KurbanIn derisi tasadduk edilir veya ondan seccade veya sofra gibi evde kullanılacak bir şey yapılır. Kesilmeden önce yünlerini kırkmak mekruhtur. Kırkılacak olursa tasadduk edilmelidir. Fakat kesildikten sonra yünü yolunup veya kırkılıp kullanılabilir. Deri kalıcı olan ve kendisi ile yararlanılan şeyle mübadele edilebilir. Ancak nakit para ile satılamaz ve bu deri yenilecek, içilecek şeyler gibi tüketim maddeleri ile de mübadele edilemez. Hz. Âişe (RA)'nin ve diğer bazı sahabilerin kurban derilerinden su tulumu yaptıkları rivayet edilmiştir.
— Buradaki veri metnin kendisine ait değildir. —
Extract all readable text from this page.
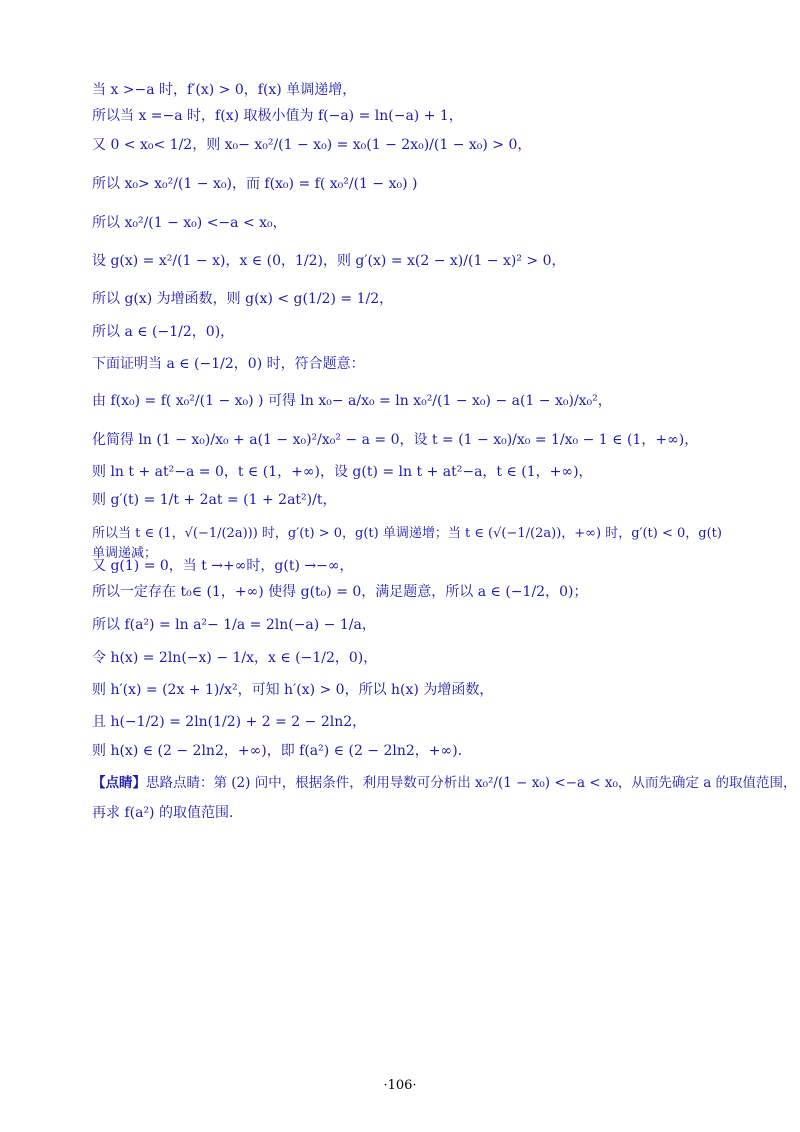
当 x >−a 时，f′(x) > 0，f(x) 单调递增，
所以当 x =−a 时，f(x) 取极小值为 f(−a) = ln(−a) + 1，
又 0 < x₀< 1/2，则 x₀− x₀²/(1 − x₀) = x₀(1 − 2x₀)/(1 − x₀) > 0，
所以 x₀> x₀²/(1 − x₀)，而 f(x₀) = f( x₀²/(1 − x₀) )
所以 x₀²/(1 − x₀) <−a < x₀，
设 g(x) = x²/(1 − x)，x ∈ (0，1/2)，则 g′(x) = x(2 − x)/(1 − x)² > 0，
所以 g(x) 为增函数，则 g(x) < g(1/2) = 1/2，
所以 a ∈ (−1/2，0)，
下面证明当 a ∈ (−1/2，0) 时，符合题意：
由 f(x₀) = f( x₀²/(1 − x₀) ) 可得 ln x₀− a/x₀ = ln x₀²/(1 − x₀) − a(1 − x₀)/x₀²，
化简得 ln (1 − x₀)/x₀ + a(1 − x₀)²/x₀² − a = 0，设 t = (1 − x₀)/x₀ = 1/x₀ − 1 ∈ (1，+∞)，
则 ln t + at²−a = 0，t ∈ (1，+∞)，设 g(t) = ln t + at²−a，t ∈ (1，+∞)，
则 g′(t) = 1/t + 2at = (1 + 2at²)/t，
所以当 t ∈ (1，√(−1/(2a))) 时，g′(t) > 0，g(t) 单调递增；当 t ∈ (√(−1/(2a))，+∞) 时，g′(t) < 0，g(t) 单调递减；
又 g(1) = 0，当 t →+∞时，g(t) →−∞，
所以一定存在 t₀∈ (1，+∞) 使得 g(t₀) = 0，满足题意，所以 a ∈ (−1/2，0)；
所以 f(a²) = ln a²− 1/a = 2ln(−a) − 1/a，
令 h(x) = 2ln(−x) − 1/x，x ∈ (−1/2，0)，
则 h′(x) = (2x + 1)/x²，可知 h′(x) > 0，所以 h(x) 为增函数，
且 h(−1/2) = 2ln(1/2) + 2 = 2 − 2ln2，
则 h(x) ∈ (2 − 2ln2，+∞)，即 f(a²) ∈ (2 − 2ln2，+∞)．
【点睛】思路点睛：第 (2) 问中，根据条件，利用导数可分析出 x₀²/(1 − x₀) <−a < x₀，从而先确定 a 的取值范围，
再求 f(a²) 的取值范围．
·106·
Deri, eğer satılmışsa, parasının sadaka olarak verilmesi gerekir. Kurbanın derisi konusu da oldukça önemlidir. Kurbanın derisi umumiyetle sadaka olarak verilir. Ülkemizin çeşitli şehir ve kasabalarında kurulmuş hayır dernekleri vardır. Bunlardan birçoğu ümitlerini kurban derilerine bağlamışlardır. Bir camii yapımını veya tamirini tamamlamak, yurtlarda veya kurslarda kalan yüzlerce vatan evladını okutmak için maddi imkana ihtiyaç vardır. Kurban derileri böyle yerlere verilebilir. Hiçbir Müslüman, "Benim vereceğim bir tek deriden, bir bağırsaktan ne olacak?" dememeli, bu hususta büyük bir titizlik göstermelidir. "Damlaya damlaya göl olur" atasözünü hatırdan çıkarmamalıyız. Onun için bu gibi müesseselere yapacağımız büyük veya küçük çaptaki yardımları küçümsememeliyiz."

Kurbanlığa binmek, onunla yük taşımak veya herhangi bir iş için ondan istifade etmek mekruhtur. Eğer hayvan kullanılır ve değeri noksanlaşırsa eksilen kıymeti tasadduk etmek gerekir. Kiraya verilmiş ise kiradan elde edilen para da tasadduk edilir.

 
Kurbanda müstehap olan şeyler

Eyyam-I nahr'dan önce kurbanlığı bağlamak. Hayvana kurbanlık nişanı takmak, işaretlendirmek. Kesilecek yere güzellikle, eziyet vermeden götürmek.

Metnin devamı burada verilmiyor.